Algunos esperaban años antes de buscar una nueva pareja, otros nunca la encontraban ni lo deseaban. Algunos consideraban que debían esperar un año antes de empezar a salir con alguien o volver a casarse, otros contraían matrimonio pocas semanas después de haber perdido a su cónyuge. En opinión de Blake, ello no significaba que no hubieran amado a su primera pareja, sino que estaban preparados para seguir adelante y contraer un nuevo compromiso. Nadie tenía derecho a juzgar si eso estaba bien o mal.

– No somos la policía del dolor -señalaba de vez en cuando-. Estamos aquí para ayudarnos y apoyarnos los unos a los otros, no para juzgarnos.
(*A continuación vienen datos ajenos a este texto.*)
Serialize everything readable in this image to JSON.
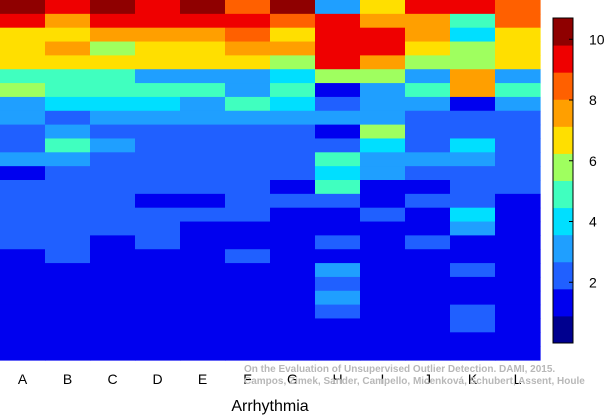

Y siempre explicaba a los distintos grupos que había decidido dedicarse a aquella profesión después de perder a su esposa, a su hija y a su hijo, por entonces su única descendencia, a causa de un accidente de coche una noche lluviosa. Por entonces, había creído que su vida se acababa y lo había deseado. Cinco años más tarde había contraído matrimonio con una mujer maravillosa con la que tenía tres hijos.

– Me habría casado con ella antes si la hubiera conocido antes, pero merecía la pena esperarla -les contaba siempre con una sonrisa que conmovía a cuantos lo escuchaban.

El objetivo central de la terapia no era el matrimonio, pero sí era una cuestión que surgía con frecuencia. Para algunos era la inquietud principal, mientras que a otros, muchos de los cuales habían perdido a hermanos, padres o hijos, y ya estaban casados, no les interesaba en absoluto. Pero todos convenían en que la muerte de un ser querido, sobre todo de un hijo, representaba una enorme presión para un matrimonio. En algunos casos, ambos cónyuges asistían a la terapia, pero casi siempre sucedía que uno de los dos estaba dispuesto a buscar ayuda antes que el otro, y de hecho era infrecuente que ambos asistieran juntos, aunque a Blake le habría gustado.